Pressure for hospital price transparency is coming from an unlikely quarter: the mayor of Madison, Wisconsin.

Madison Mayor Paul Soglin is pushing the Madison Common Council to pass a resolution that calls for hospitals to be more transparent regarding the costs of their services, according to Wisconsin Public Radio.

In reference to data posted publicly by the Wisconsin Hospital Association, Soglin told WPR that "if you look at the column, go down every one of these items, you’ll see that the private insurance payment is almost twice of what is the payment for Medicare patient.”

Soglin said he wants hospitals to reveal the actual cost of providing care in order to determine if payments are out of alignment.

Such divergence between what payers must remit to hospitals for services is not confined to Wisconsin. A new survey in Oregon found as much as a three-fold variation in what private insurers pay hospitals to perform 46 common procedures, the Salem Statesman-Journal reported.

Meanwhile, consumers can obtain little price transparency in terms of being able to make an informed decision on their care based on cost.

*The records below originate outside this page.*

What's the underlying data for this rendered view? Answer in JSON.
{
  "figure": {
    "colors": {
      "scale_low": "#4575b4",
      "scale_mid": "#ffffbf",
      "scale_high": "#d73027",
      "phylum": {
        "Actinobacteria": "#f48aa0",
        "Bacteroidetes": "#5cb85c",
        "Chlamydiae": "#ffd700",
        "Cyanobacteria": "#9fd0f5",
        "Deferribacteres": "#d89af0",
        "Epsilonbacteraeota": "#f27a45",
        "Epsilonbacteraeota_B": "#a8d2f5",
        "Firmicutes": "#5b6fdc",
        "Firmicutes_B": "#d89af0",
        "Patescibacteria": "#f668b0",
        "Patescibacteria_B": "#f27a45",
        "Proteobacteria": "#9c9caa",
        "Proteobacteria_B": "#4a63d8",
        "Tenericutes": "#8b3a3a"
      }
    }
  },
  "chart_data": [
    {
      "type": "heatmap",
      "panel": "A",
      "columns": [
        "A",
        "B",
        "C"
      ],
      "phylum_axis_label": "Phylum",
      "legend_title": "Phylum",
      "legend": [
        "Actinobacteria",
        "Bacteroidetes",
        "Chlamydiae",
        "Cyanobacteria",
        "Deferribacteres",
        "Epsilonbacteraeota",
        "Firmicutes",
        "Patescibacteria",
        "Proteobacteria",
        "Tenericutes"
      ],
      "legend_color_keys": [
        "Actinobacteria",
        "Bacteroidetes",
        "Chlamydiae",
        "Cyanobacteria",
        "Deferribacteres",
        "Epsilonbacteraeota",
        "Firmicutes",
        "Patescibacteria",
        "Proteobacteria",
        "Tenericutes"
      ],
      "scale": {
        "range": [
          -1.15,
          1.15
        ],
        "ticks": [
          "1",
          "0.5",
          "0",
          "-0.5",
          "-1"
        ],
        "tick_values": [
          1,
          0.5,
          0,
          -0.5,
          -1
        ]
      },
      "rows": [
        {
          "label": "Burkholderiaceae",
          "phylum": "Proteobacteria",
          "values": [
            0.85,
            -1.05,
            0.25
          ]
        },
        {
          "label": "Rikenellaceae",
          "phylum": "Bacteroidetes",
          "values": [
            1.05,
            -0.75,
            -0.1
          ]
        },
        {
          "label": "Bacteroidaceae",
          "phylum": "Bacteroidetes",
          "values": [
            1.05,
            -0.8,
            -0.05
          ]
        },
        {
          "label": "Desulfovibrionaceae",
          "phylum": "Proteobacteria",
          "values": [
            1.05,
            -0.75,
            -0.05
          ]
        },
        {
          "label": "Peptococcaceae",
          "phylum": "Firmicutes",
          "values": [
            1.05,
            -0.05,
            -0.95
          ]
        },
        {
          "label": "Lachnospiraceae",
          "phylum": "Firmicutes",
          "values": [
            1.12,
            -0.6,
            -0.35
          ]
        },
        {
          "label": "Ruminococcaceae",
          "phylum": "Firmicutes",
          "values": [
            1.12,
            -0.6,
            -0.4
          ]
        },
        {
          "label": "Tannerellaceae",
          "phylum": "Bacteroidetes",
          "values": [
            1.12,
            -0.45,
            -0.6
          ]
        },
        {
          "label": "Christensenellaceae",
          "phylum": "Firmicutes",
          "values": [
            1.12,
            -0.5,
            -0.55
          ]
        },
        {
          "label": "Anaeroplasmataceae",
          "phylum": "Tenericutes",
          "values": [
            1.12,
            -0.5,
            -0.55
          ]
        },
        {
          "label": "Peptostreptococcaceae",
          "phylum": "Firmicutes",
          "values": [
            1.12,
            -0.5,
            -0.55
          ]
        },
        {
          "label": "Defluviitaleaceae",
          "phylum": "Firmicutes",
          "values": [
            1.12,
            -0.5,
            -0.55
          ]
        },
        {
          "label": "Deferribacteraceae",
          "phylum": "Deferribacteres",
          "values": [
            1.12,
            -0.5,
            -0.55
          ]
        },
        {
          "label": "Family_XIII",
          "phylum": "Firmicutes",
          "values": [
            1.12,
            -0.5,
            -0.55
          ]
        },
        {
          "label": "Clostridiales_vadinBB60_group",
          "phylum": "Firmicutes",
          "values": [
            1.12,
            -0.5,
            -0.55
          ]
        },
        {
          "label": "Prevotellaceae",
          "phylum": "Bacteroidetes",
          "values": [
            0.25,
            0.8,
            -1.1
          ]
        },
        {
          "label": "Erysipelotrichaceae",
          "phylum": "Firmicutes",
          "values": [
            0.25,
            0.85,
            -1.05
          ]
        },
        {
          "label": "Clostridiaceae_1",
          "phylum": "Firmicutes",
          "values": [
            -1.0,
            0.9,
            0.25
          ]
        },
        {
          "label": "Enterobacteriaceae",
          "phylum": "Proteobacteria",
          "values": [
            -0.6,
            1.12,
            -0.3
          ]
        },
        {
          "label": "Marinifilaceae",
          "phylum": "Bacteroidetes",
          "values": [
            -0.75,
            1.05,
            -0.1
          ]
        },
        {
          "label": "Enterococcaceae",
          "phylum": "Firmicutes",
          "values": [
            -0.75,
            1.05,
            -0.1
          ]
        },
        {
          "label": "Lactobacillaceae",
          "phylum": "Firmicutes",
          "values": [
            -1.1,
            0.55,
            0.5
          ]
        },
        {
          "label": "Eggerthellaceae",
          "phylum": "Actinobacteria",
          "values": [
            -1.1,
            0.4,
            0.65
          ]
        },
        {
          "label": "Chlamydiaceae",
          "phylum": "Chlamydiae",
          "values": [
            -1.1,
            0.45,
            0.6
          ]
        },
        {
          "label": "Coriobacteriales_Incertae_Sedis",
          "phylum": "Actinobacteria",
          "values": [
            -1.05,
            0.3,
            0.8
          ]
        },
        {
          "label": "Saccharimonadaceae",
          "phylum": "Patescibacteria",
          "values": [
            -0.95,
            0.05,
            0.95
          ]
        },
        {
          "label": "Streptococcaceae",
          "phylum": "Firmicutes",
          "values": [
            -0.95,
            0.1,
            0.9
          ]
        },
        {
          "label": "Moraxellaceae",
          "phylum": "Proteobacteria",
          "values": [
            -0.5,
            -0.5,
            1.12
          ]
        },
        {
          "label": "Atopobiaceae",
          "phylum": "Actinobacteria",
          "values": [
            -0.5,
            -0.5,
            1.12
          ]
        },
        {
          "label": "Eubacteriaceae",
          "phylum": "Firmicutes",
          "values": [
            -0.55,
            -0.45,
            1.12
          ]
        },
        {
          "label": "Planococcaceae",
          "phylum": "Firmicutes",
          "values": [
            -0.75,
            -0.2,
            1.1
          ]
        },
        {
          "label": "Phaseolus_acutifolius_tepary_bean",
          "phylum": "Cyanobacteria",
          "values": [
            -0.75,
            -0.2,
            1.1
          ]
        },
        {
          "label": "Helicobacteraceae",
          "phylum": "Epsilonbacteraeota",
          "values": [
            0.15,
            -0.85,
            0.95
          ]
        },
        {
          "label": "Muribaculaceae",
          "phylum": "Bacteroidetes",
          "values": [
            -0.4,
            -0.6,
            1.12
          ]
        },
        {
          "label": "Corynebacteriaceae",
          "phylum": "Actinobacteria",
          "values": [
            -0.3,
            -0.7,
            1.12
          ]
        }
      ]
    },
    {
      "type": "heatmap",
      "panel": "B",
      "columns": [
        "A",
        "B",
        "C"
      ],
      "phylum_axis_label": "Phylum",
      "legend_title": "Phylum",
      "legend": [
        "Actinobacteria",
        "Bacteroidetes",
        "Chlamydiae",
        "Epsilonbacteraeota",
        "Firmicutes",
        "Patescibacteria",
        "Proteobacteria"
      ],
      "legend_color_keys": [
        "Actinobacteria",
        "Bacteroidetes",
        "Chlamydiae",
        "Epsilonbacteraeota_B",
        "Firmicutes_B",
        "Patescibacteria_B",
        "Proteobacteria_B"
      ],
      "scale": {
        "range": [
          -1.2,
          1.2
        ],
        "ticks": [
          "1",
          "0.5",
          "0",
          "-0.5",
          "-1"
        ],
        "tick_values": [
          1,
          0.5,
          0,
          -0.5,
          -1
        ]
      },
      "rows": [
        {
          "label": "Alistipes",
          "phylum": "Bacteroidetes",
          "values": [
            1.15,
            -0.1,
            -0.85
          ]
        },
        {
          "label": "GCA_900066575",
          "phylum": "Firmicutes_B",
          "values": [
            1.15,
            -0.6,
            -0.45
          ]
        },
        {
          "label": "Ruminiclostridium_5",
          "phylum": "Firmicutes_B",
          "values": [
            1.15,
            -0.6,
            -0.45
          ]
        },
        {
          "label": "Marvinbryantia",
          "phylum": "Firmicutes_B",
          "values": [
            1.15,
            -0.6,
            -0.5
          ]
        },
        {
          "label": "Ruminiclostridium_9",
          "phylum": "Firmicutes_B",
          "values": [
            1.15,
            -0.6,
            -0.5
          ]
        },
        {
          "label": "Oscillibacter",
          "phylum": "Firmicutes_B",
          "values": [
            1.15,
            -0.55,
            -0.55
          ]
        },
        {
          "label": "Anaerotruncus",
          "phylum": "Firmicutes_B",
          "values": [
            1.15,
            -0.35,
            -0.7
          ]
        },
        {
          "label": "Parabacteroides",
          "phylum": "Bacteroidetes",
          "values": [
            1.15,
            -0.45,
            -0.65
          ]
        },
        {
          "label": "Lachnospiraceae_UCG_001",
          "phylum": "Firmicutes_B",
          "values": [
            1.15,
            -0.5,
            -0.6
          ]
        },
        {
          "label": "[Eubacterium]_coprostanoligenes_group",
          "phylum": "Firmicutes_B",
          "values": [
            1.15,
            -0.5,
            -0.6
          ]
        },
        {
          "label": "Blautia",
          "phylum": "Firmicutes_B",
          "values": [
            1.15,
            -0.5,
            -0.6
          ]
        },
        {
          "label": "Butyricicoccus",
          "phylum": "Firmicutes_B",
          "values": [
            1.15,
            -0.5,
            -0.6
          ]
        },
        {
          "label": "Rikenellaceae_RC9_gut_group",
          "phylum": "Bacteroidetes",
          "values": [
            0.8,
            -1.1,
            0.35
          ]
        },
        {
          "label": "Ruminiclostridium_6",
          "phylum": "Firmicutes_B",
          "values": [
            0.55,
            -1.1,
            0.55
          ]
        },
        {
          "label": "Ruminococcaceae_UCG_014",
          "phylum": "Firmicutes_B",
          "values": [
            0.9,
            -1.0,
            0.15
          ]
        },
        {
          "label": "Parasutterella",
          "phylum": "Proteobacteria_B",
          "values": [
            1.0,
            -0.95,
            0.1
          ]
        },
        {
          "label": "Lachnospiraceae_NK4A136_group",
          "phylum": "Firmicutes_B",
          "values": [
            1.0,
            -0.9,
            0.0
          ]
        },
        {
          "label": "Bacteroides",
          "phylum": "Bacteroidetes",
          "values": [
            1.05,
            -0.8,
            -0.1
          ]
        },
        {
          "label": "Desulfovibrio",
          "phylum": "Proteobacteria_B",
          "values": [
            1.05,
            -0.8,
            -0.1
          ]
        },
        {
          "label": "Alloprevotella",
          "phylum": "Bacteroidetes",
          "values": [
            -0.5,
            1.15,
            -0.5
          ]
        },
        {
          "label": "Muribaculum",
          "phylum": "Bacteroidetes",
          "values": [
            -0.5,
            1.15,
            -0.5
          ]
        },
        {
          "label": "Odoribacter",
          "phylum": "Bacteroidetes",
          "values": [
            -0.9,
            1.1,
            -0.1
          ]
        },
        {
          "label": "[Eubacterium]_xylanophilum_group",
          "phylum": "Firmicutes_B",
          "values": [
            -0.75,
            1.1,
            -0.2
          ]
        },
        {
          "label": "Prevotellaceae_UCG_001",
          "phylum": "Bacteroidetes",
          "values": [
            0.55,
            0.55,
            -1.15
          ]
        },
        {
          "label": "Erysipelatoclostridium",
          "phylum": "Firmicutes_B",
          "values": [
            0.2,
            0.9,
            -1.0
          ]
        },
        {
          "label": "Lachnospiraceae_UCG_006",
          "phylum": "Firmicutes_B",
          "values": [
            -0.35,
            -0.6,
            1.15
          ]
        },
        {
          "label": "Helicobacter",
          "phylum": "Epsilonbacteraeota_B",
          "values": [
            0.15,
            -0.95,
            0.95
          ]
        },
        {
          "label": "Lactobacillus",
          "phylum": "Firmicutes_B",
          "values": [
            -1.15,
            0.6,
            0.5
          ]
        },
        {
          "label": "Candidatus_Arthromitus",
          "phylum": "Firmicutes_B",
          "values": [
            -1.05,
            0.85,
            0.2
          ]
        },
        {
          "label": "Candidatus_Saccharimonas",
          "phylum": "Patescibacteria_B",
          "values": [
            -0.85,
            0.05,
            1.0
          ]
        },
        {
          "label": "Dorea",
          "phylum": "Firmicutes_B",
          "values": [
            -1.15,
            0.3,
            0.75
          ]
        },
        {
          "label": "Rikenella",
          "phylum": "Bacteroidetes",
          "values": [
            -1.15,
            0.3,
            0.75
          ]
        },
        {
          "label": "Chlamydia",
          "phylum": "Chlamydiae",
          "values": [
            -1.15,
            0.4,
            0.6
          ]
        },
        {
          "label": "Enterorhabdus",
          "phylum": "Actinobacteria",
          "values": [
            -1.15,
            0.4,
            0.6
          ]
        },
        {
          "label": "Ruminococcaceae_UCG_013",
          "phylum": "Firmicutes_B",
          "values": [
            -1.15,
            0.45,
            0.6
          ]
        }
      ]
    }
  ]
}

A study issued last year by the Health Care Incentives Improvement Institute and Catalyst for Payment Reform concluded that only five states provide enough relevant pricing data for consumers to make a difference. Presumed Republican Presidential nominee Donald Trump has proposed price transparency as part of his healthcare platform.

Hospitals have evinced skepticism at such notions of transparency while acknowledging that cost-shifting is part of their longtime business practices.